Taylor denied the Star-Telegram’s request to view documentation of Campbell’s developmental disability before his arrest in December.

Sorrell’s office did not address the assertions that Campbell’s competency cannot be restored, citing the February transfer order.

“Due to the order signed by the magistrate, the state cannot proceed any further on this case until the defendant receives treatment,” said DA spokesperson Anna Tinsley Williams.

Court documents show that Campbell has refused to put on clothing, eat, take medicine and meet with his court-appointed attorney while in custody. The attorney, Jake Wiggins of the Shane Lewis Law firm, did not respond to a request for comment.

Young also urged the social work community center My Health My Resources of Tarrant County, which provides services to people with mental health issues and intellectual or developmental disabilities, to expedite putting Campbell on the waitlist for a state-supported living center.

State-supported living centers provide round-the-clock care to people with intellectual and developmental disabilities. State mental health facilities are not equipped or meant to treat people with intellectual and developmental disabilities.

A representative from MHMR said the center provides assistance only with applications and referred the Star-Telegram to the Texas Health and Human Services Commission, which makes placement decisions for state-supported living centers.

A commission representative said the agency is legally prohibited from releasing information on Campbell’s candidacy for admission to a state-supported living center.

Sorrells has the authority to drop all charges against Campbell, according to Adrienne Frazior, a Dallas-based partner at the law firm Polsinelli who specializes in government investigations.

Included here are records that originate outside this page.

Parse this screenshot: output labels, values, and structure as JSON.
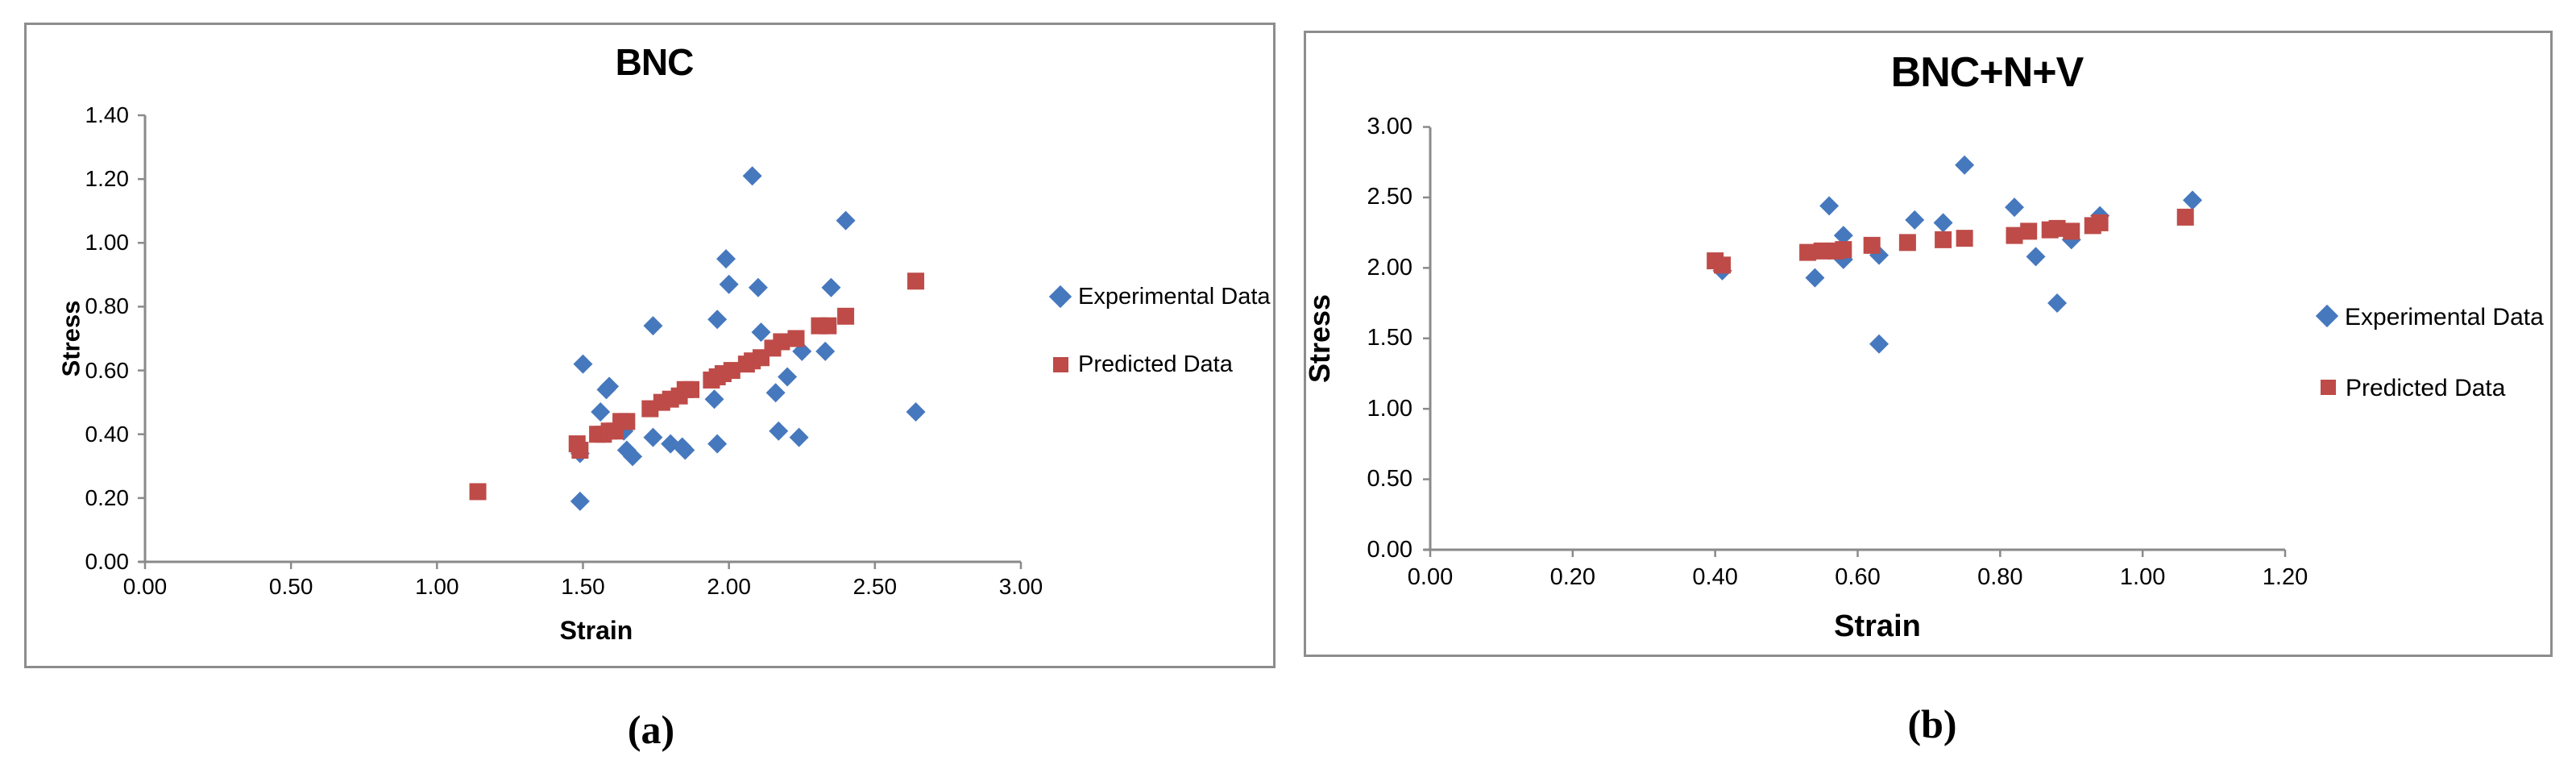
{
  "captions": [
    "(a)",
    "(b)"
  ],
  "colors": {
    "experimental": "#4678BE",
    "predicted": "#BE4B48",
    "axis": "#8a8a8a",
    "panel_border": "#8d8d8d",
    "text": "#000000"
  },
  "chart_data": [
    {
      "type": "scatter",
      "title": "BNC",
      "xlabel": "Strain",
      "ylabel": "Stress",
      "xlim": [
        0.0,
        3.0
      ],
      "ylim": [
        0.0,
        1.4
      ],
      "x_step": 0.5,
      "y_step": 0.2,
      "tick_decimals": 2,
      "grid": false,
      "legend_position": "right",
      "series": [
        {
          "name": "Experimental Data",
          "marker": "diamond",
          "color": "#4678BE",
          "points": [
            [
              1.49,
              0.34
            ],
            [
              1.49,
              0.19
            ],
            [
              1.5,
              0.62
            ],
            [
              1.56,
              0.47
            ],
            [
              1.58,
              0.54
            ],
            [
              1.59,
              0.55
            ],
            [
              1.64,
              0.41
            ],
            [
              1.65,
              0.35
            ],
            [
              1.67,
              0.33
            ],
            [
              1.74,
              0.39
            ],
            [
              1.74,
              0.74
            ],
            [
              1.8,
              0.37
            ],
            [
              1.84,
              0.36
            ],
            [
              1.85,
              0.35
            ],
            [
              1.95,
              0.51
            ],
            [
              1.96,
              0.37
            ],
            [
              1.96,
              0.76
            ],
            [
              1.99,
              0.95
            ],
            [
              2.0,
              0.87
            ],
            [
              2.08,
              1.21
            ],
            [
              2.1,
              0.86
            ],
            [
              2.11,
              0.72
            ],
            [
              2.16,
              0.53
            ],
            [
              2.17,
              0.41
            ],
            [
              2.2,
              0.58
            ],
            [
              2.24,
              0.39
            ],
            [
              2.25,
              0.66
            ],
            [
              2.33,
              0.66
            ],
            [
              2.35,
              0.86
            ],
            [
              2.4,
              1.07
            ],
            [
              2.64,
              0.47
            ]
          ]
        },
        {
          "name": "Predicted Data",
          "marker": "square",
          "color": "#BE4B48",
          "points": [
            [
              1.14,
              0.22
            ],
            [
              1.48,
              0.37
            ],
            [
              1.49,
              0.35
            ],
            [
              1.55,
              0.4
            ],
            [
              1.57,
              0.4
            ],
            [
              1.59,
              0.41
            ],
            [
              1.61,
              0.41
            ],
            [
              1.63,
              0.44
            ],
            [
              1.65,
              0.44
            ],
            [
              1.73,
              0.48
            ],
            [
              1.77,
              0.5
            ],
            [
              1.8,
              0.51
            ],
            [
              1.83,
              0.52
            ],
            [
              1.85,
              0.54
            ],
            [
              1.87,
              0.54
            ],
            [
              1.94,
              0.57
            ],
            [
              1.96,
              0.58
            ],
            [
              1.98,
              0.59
            ],
            [
              2.01,
              0.6
            ],
            [
              2.06,
              0.62
            ],
            [
              2.08,
              0.63
            ],
            [
              2.11,
              0.64
            ],
            [
              2.15,
              0.67
            ],
            [
              2.18,
              0.69
            ],
            [
              2.23,
              0.7
            ],
            [
              2.31,
              0.74
            ],
            [
              2.34,
              0.74
            ],
            [
              2.4,
              0.77
            ],
            [
              2.64,
              0.88
            ]
          ]
        }
      ]
    },
    {
      "type": "scatter",
      "title": "BNC+N+V",
      "xlabel": "Strain",
      "ylabel": "Stress",
      "xlim": [
        0.0,
        1.2
      ],
      "ylim": [
        0.0,
        3.0
      ],
      "x_step": 0.2,
      "y_step": 0.5,
      "tick_decimals": 2,
      "grid": false,
      "legend_position": "right",
      "series": [
        {
          "name": "Experimental Data",
          "marker": "diamond",
          "color": "#4678BE",
          "points": [
            [
              0.41,
              1.98
            ],
            [
              0.54,
              1.93
            ],
            [
              0.56,
              2.44
            ],
            [
              0.58,
              2.23
            ],
            [
              0.58,
              2.06
            ],
            [
              0.63,
              2.09
            ],
            [
              0.63,
              1.46
            ],
            [
              0.68,
              2.34
            ],
            [
              0.72,
              2.32
            ],
            [
              0.75,
              2.73
            ],
            [
              0.82,
              2.43
            ],
            [
              0.85,
              2.08
            ],
            [
              0.88,
              1.75
            ],
            [
              0.9,
              2.2
            ],
            [
              0.94,
              2.37
            ],
            [
              1.07,
              2.48
            ]
          ]
        },
        {
          "name": "Predicted Data",
          "marker": "square",
          "color": "#BE4B48",
          "points": [
            [
              0.4,
              2.05
            ],
            [
              0.41,
              2.02
            ],
            [
              0.53,
              2.11
            ],
            [
              0.55,
              2.12
            ],
            [
              0.57,
              2.12
            ],
            [
              0.58,
              2.13
            ],
            [
              0.62,
              2.16
            ],
            [
              0.67,
              2.18
            ],
            [
              0.72,
              2.2
            ],
            [
              0.75,
              2.21
            ],
            [
              0.82,
              2.23
            ],
            [
              0.84,
              2.26
            ],
            [
              0.87,
              2.27
            ],
            [
              0.88,
              2.28
            ],
            [
              0.9,
              2.26
            ],
            [
              0.93,
              2.3
            ],
            [
              0.94,
              2.32
            ],
            [
              1.06,
              2.36
            ]
          ]
        }
      ]
    }
  ]
}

“They can either not prosecute a case, never take it to the grand jury or never file charges, but they can also dismiss at any time,” she said. “They have wide discretion to do that.”

Sorrells has practiced that discretion in the past. In the summer of 2023, his office cited prosecutorial discretion to drop aggravated assault and official oppression charges against three jailers who allegedly beat an inmate in the Tarrant County jail in 2020.